SSC CGL Tier l 2023 Question Paper Shift 1 (July 26th)

A vessel is filled with liquid, 5 parts of which are water and 11 parts syrup. What part of the mixture must be drawn off and replaced with water so that the mixture may be syrup and water in the ratio 3 : 2?

There are two circles that touch each other externally. Radius of the first circle with centre O is 12 cm. Radius of the second circle with centre A is 8 cm. Find the length of their common tangent BC.

In $$\triangle ABC, DE || BC$$ and $$\frac{AD}{BD} = \frac{4}{5}$$. If DE = 12 cm, find the length of BC.

If $$x^{2} + 8x - 1 = 0$$ what is the value of $$x^{2} + \frac{1}{x^{2}}$$?

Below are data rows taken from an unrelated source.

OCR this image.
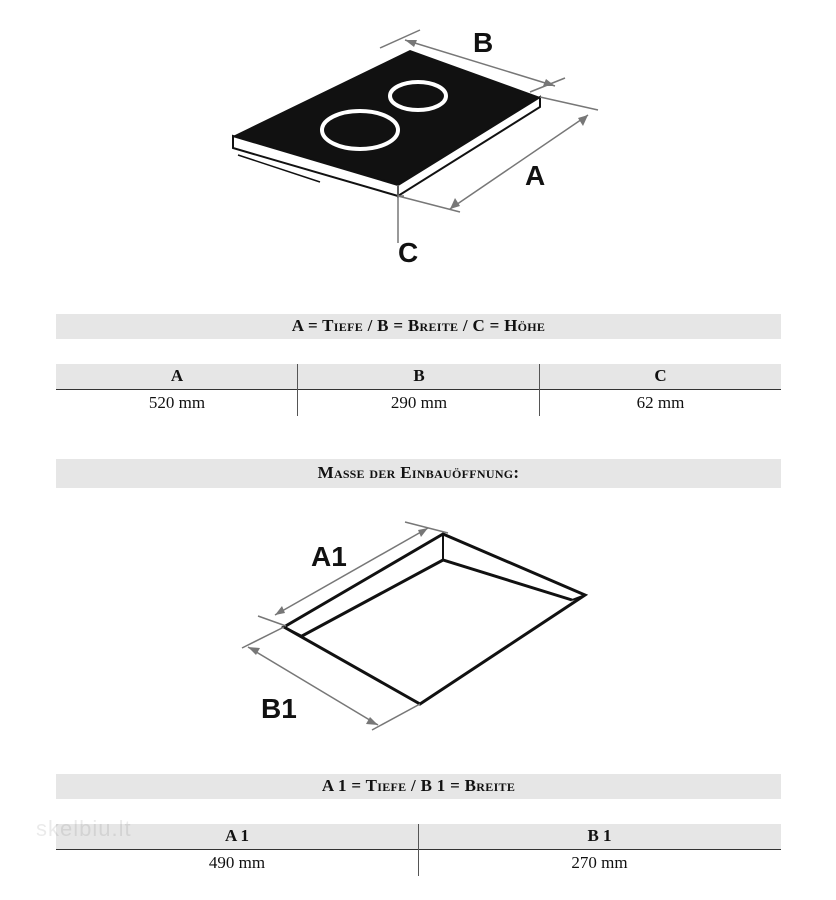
B
A
C
A = Tiefe / B = Breite / C = Höhe
A	B	C
520 mm	290 mm	62 mm
Maße der Einbauöffnung:
A1
B1
A 1 = Tiefe / B 1 = Breite
A 1	B 1
490 mm	270 mm
skelbiu.lt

In the given figure, O is the centre of the circle and $$\angle AOB= 130^{\circ}$$. Find $$\angle APB$$.

A four-digits number ab ba is divisible by 4 and a < b. How many such numbers are there?

If $$\left(X^{2} + \frac{1}{x^{2}}\right) = 6$$, 0 < x < 1, what is the value of $$x^{4} - \frac{1}{x^{4}}$$?

A boat goes 20 km upstream and 44 km downstream in 8 hours. In 5 hours, it goes 15 km upstream and 22 km downstream. Determine the speed of the boat in still water.

4 men’s work is equal to 6 women’s work, and 4 women’s work is equal to 6 boys’ work. A boy can finish the work in 60 days. In how many days can the work be finished by a man and a woman together?

A policeman saw a thief at a distance of 400 m. The thief started running at a speed of 10 km/h and the policeman chased him at a speed of 12 km/h in the same direction. At what distance from the starting point will the policeman catch the thief?